I wish to add, also, that i think the southern press has not done its duty; and I hope, if my evidence is published, this remark will attract attention in the south. My impression, as far as I could observe, was, that the press of the south was disposed, from selfish motives, to cater to the old prejudices; that it was not sufficently bold and fearless in accepting and in advocating the acceptance of the position.
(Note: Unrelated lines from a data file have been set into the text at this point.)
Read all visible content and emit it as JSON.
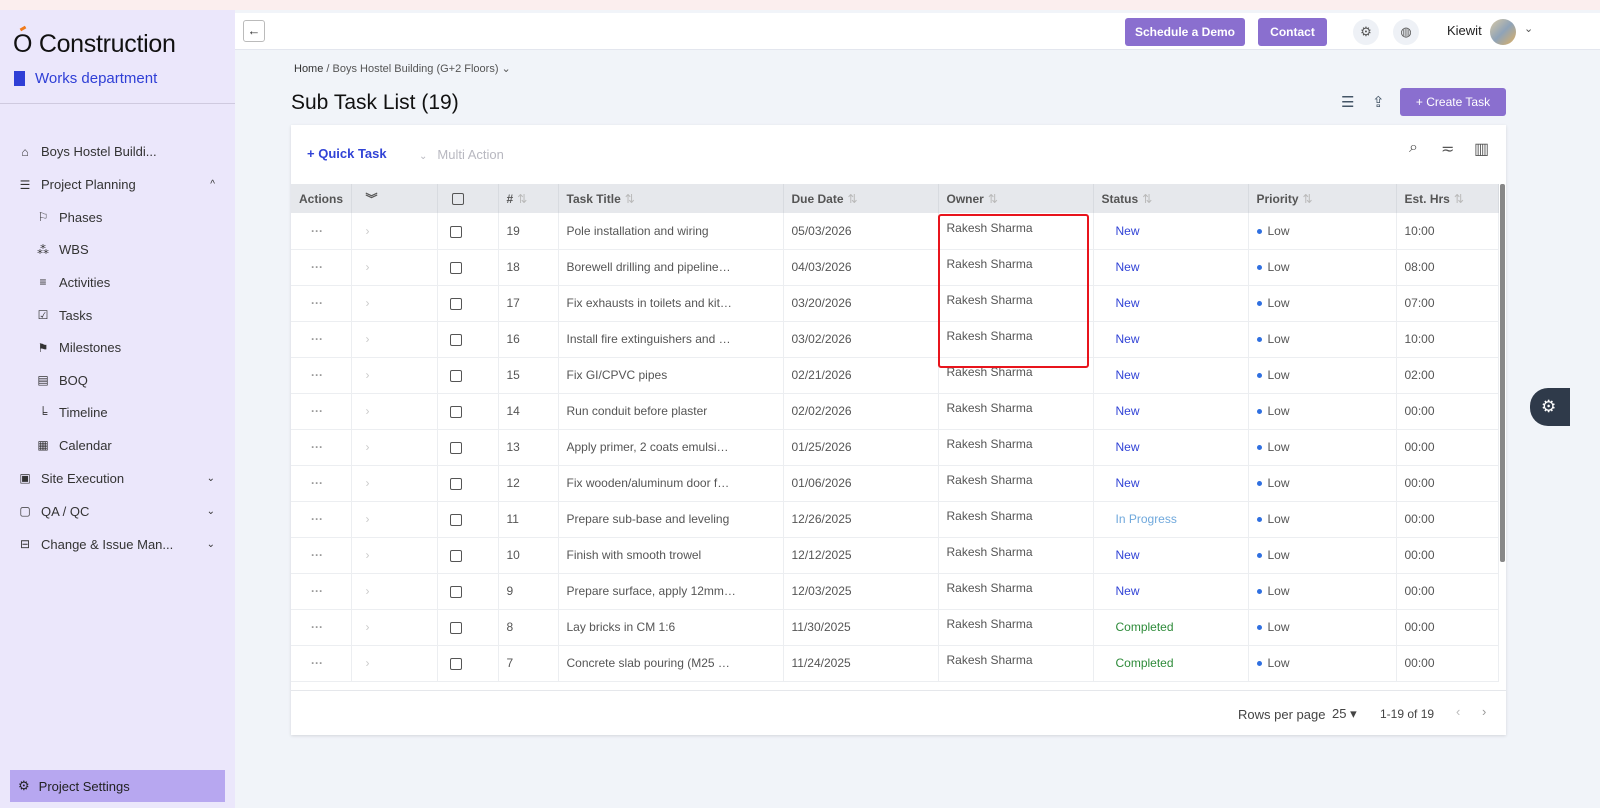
{
  "brand": {
    "logo": "Construction",
    "logo_letter": "O",
    "department": "Works department"
  },
  "sidebar": {
    "items": [
      {
        "label": "Boys Hostel Buildi...",
        "icon": "home-icon",
        "glyph": "⌂",
        "sub": false,
        "chev": ""
      },
      {
        "label": "Project Planning",
        "icon": "document-icon",
        "glyph": "☰",
        "sub": false,
        "chev": "^"
      },
      {
        "label": "Phases",
        "icon": "flag-icon",
        "glyph": "⚐",
        "sub": true,
        "chev": ""
      },
      {
        "label": "WBS",
        "icon": "hierarchy-icon",
        "glyph": "⁂",
        "sub": true,
        "chev": ""
      },
      {
        "label": "Activities",
        "icon": "list-icon",
        "glyph": "≡",
        "sub": true,
        "chev": ""
      },
      {
        "label": "Tasks",
        "icon": "checklist-icon",
        "glyph": "☑",
        "sub": true,
        "chev": ""
      },
      {
        "label": "Milestones",
        "icon": "signpost-icon",
        "glyph": "⚑",
        "sub": true,
        "chev": ""
      },
      {
        "label": "BOQ",
        "icon": "file-icon",
        "glyph": "▤",
        "sub": true,
        "chev": ""
      },
      {
        "label": "Timeline",
        "icon": "timeline-icon",
        "glyph": "╘",
        "sub": true,
        "chev": ""
      },
      {
        "label": "Calendar",
        "icon": "calendar-icon",
        "glyph": "▦",
        "sub": true,
        "chev": ""
      },
      {
        "label": "Site Execution",
        "icon": "site-icon",
        "glyph": "▣",
        "sub": false,
        "chev": "⌄"
      },
      {
        "label": "QA / QC",
        "icon": "clipboard-icon",
        "glyph": "▢",
        "sub": false,
        "chev": "⌄"
      },
      {
        "label": "Change & Issue Man...",
        "icon": "change-icon",
        "glyph": "⊟",
        "sub": false,
        "chev": "⌄"
      }
    ],
    "settings": "Project Settings"
  },
  "topbar": {
    "demo": "Schedule a Demo",
    "contact": "Contact",
    "user": "Kiewit"
  },
  "breadcrumb": {
    "home": "Home",
    "sep": " / ",
    "project": "Boys Hostel Building (G+2 Floors)"
  },
  "page": {
    "title": "Sub Task List (19)",
    "create": "Create Task"
  },
  "toolbar": {
    "quick_task": "Quick Task",
    "multi_action": "Multi Action"
  },
  "table": {
    "headers": [
      "Actions",
      "",
      "",
      "#",
      "Task Title",
      "Due Date",
      "Owner",
      "Status",
      "Priority",
      "Est. Hrs"
    ],
    "rows": [
      [
        "19",
        "Pole installation and wiring",
        "05/03/2026",
        "Rakesh Sharma",
        "New",
        "Low",
        "10:00"
      ],
      [
        "18",
        "Borewell drilling and pipeline…",
        "04/03/2026",
        "Rakesh Sharma",
        "New",
        "Low",
        "08:00"
      ],
      [
        "17",
        "Fix exhausts in toilets and kit…",
        "03/20/2026",
        "Rakesh Sharma",
        "New",
        "Low",
        "07:00"
      ],
      [
        "16",
        "Install fire extinguishers and …",
        "03/02/2026",
        "Rakesh Sharma",
        "New",
        "Low",
        "10:00"
      ],
      [
        "15",
        "Fix GI/CPVC pipes",
        "02/21/2026",
        "Rakesh Sharma",
        "New",
        "Low",
        "02:00"
      ],
      [
        "14",
        "Run conduit before plaster",
        "02/02/2026",
        "Rakesh Sharma",
        "New",
        "Low",
        "00:00"
      ],
      [
        "13",
        "Apply primer, 2 coats emulsi…",
        "01/25/2026",
        "Rakesh Sharma",
        "New",
        "Low",
        "00:00"
      ],
      [
        "12",
        "Fix wooden/aluminum door f…",
        "01/06/2026",
        "Rakesh Sharma",
        "New",
        "Low",
        "00:00"
      ],
      [
        "11",
        "Prepare sub-base and leveling",
        "12/26/2025",
        "Rakesh Sharma",
        "In Progress",
        "Low",
        "00:00"
      ],
      [
        "10",
        "Finish with smooth trowel",
        "12/12/2025",
        "Rakesh Sharma",
        "New",
        "Low",
        "00:00"
      ],
      [
        "9",
        "Prepare surface, apply 12mm…",
        "12/03/2025",
        "Rakesh Sharma",
        "New",
        "Low",
        "00:00"
      ],
      [
        "8",
        "Lay bricks in CM 1:6",
        "11/30/2025",
        "Rakesh Sharma",
        "Completed",
        "Low",
        "00:00"
      ],
      [
        "7",
        "Concrete slab pouring (M25 …",
        "11/24/2025",
        "Rakesh Sharma",
        "Completed",
        "Low",
        "00:00"
      ]
    ]
  },
  "footer": {
    "rows_label": "Rows per page",
    "rows_value": "25",
    "range": "1-19 of 19"
  },
  "colors": {
    "accent": "#8a6fcf",
    "link": "#3143d6",
    "highlight": "#e8141c"
  }
}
It is also my impression that many people in the north very greatly overrate the present character and capacity of the plantation negro, as well as his capacity for future improvement. I think time will show that the most ardent in the north will be greatly disappointed in the improvement of these negroes, even under the most favorable circumstances. I wish also to add, judging from my travels in these three States, that these reports of outrages upon the colored people, of ill treatment of the northern settlers, are quite exceptional cases, and exaggerated, if not altogether false, and that all these statements in the newspapers of outrages upon the blacks and upon settlers from the north, I think, do the educated people of the south very great injustice. There are, no doubt, disloyal and disorderly persons in the south, but it is an entire mistake to apply these terms to a whole people. I would as soon travel alone, unarmed, through the south as through the north. The south I left is not at all the south I hear and read about in the north. From the sentiment I hear in the north, I would scarcely recognize the people I saw, and, except their politics, liked so well. I have entire faith that the better classes are friendly to the negroes, and that through this feeling, and the laws of capital and labor, the relations of these classes will settle down together on terms equitable and just to both. I have also faith that when the north and south come to know each other better their relations will be all that could be desired. It is not for me to indicate the means, but I believe the south can be made, and will become, the loyal portion of the country.
Report of the Joint Committee on Reconstruction of the First Session Thirty-Ninth Congress, Government Printing Office, Washington, 1866, Georgia - Alabama - Mississippi - Arkansas, pages 155-157.